Once back in port, the limestone pebbles are offloaded and either sold in pure form or turned back into quicklime and CO2, for the quicklime to be reused onboard another vessel and the CO2 sold for utilisation or sequestration.

Preparations to install this equipment onboard the first ship will take place in May and June this year to run the first-ever pilot project throughout this summer.

This project is part of the Clean Maritime Demonstration Competition Round 3 (CMDC3), which was announced in September 2022, funded by the UK Department for Transport and delivered in partnership with Innovate UK. As part of the CMDC3, the Department allocated £60m to 19 flagship projects supported by 92 UK organisations to deliver real-world demonstration R&D projects in clean maritime solutions. Projects will take place in multiple locations around the UK from as far north as the Shetland Isles and as far south as Cornwall.

lomarlabs works with ambitious entrepreneurs who bring deep tech solutions to the maritime industry and helps them de-risk their technologies and optimise their business models.
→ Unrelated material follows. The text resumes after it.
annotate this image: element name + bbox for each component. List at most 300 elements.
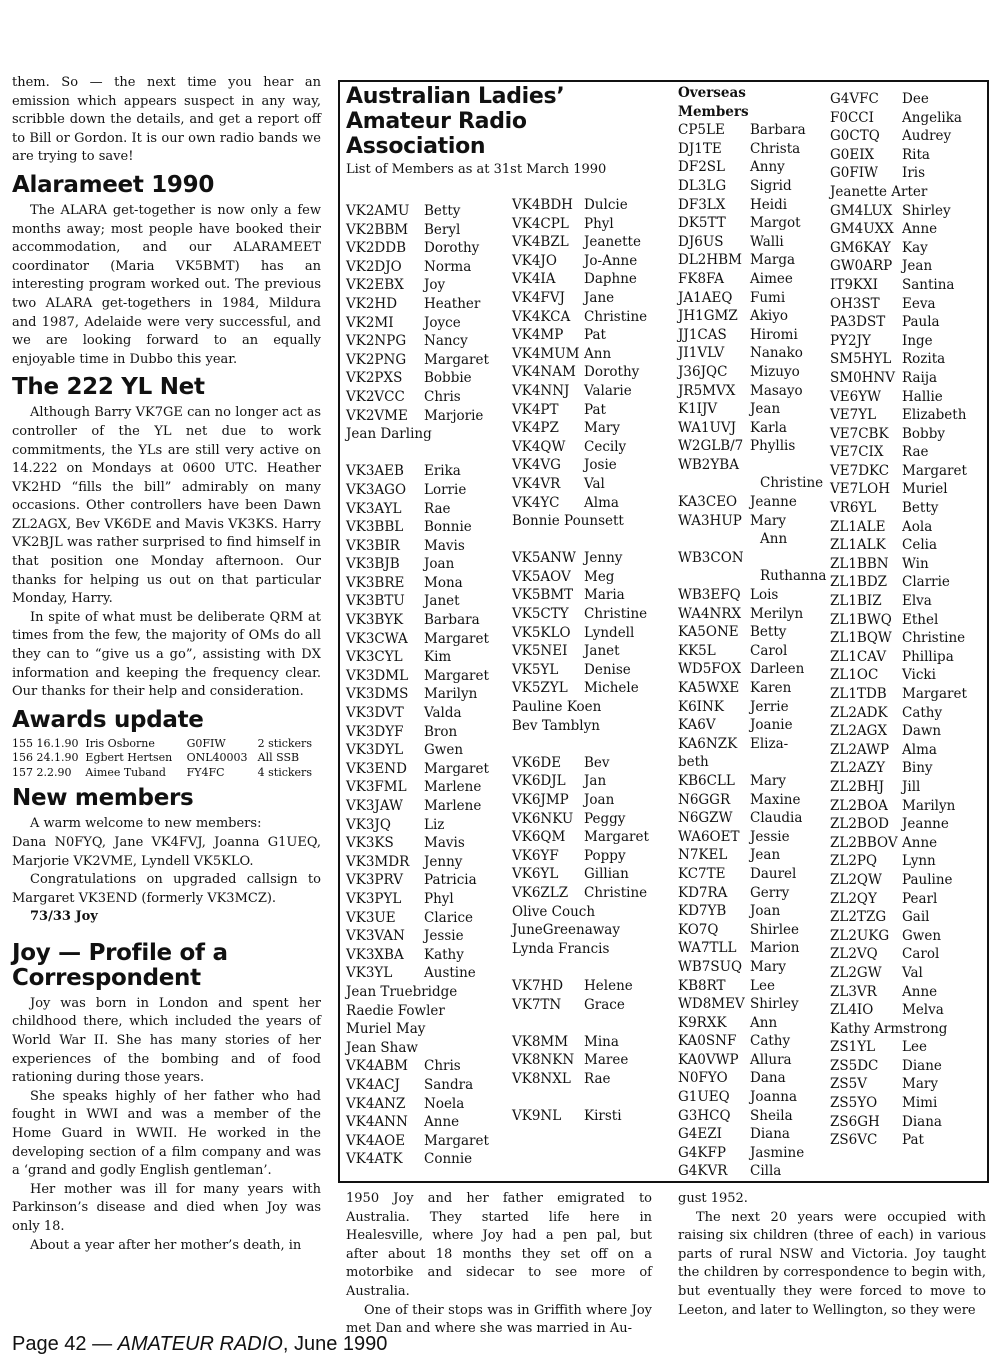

This venture is spearheaded by former Lomar Technical Director Stylianos Papageorgiou, who has been appointed its managing director.

“lomarlabs is advising on engineering and design for this transformative solution, adapting it to the realities of everyday commercial shipping operations,” Stylianos said. “We help formulate pilot tests on Lomar vessels, and fine-tune the business model using our industry insight to help make a viable business. We share our experience and network to develop solutions that have the potential of delivering systematic change for our maritime industry.”

Seabound CEO Alisha Fredriksson said: “We’re excited to be collaborating with lomarlabs for this first-of-a-kind ship-based pilot of Seabound’s compact carbon capture technology. It has already been instrumental working with Stylianos and his team because they’re keen to jump into the technical details with us and to brainstorm creative approaches to iteratively and cost-effectively de-risk this novel technology. Together we aim to demonstrate that the shipping industry doesn’t have to wait to decarbonise in 5-10+ years, but that there are already viable solutions coming to the market now.”

CEO of Lomar Shipping Nicholas Georgiou added: “We are keen on exploring technologies that will unlock maritime innovation and lead to the decarbonisation of our industry. With lomarlabs and Seabound’s conjoined efforts, we are excited to accelerate our involvement in the mission towards safer, cleaner oceans and contribute to bringing zero-emission shipping from theory to practice.”

Ships emit over one billion tons of greenhouse gas every year and new International Maritime Organisation regulations require ships to slash CO2 emissions by 40 per cent by 2030.